Don’t get me wrong, it’s not like I’ve become all puritanical. There’s still twenty cigarettes a day, still the parties, still those times when the only thing to do is say feck it and give in to a reckless urge to do something precisely because that little voice that lives in the back of your head, that bastard little voice, says don’t do it, Joe, don’t do it, what will they think, what will they say? Well, they can mind their own business, can’t they? They’d never understand anyway. Besides, there’s a buzz to be had from going to a club, dancing, playing, laughing, acting like the funniest guy in the world and then driving yourself home, knowing that you’ve had nothing stronger than a couple of spicy tomato juices and a fizzy water, watching as the drunks are assaulted by the cold night air and seeing them reel towards empty taxi ranks and the Kubrick-like lottery of the nightbus. Stay safe, sister, mind how you go, brother, reality’s round the corner and it’s armed with a hammer. Bang bang. Plink plink fizz. Ouch.
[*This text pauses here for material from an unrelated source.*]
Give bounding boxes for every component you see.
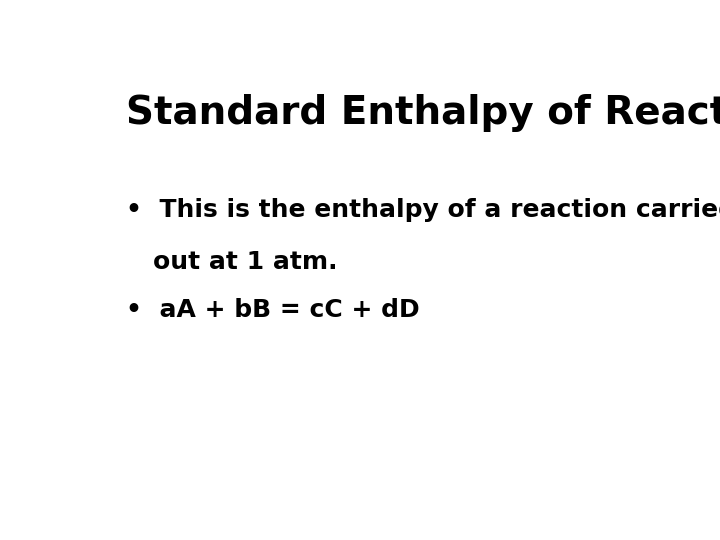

And yet even within the safety of sobriety, there are moments. Moments like last night. Last night, as I stood huddled in a doorway, jacket collar turned up against a wind on vacation from Svalbard, feeling the beats from inside pounding the walls like artillery shells, sucking on a Marlboro Light, when I saw – what? Who? Someone, something in the shadows, something or someone, lurking just out of reach of the cool electric glare, a someone or something not quite there, a someone or something without a true form, not quite whole, not quite there. But here. It was here.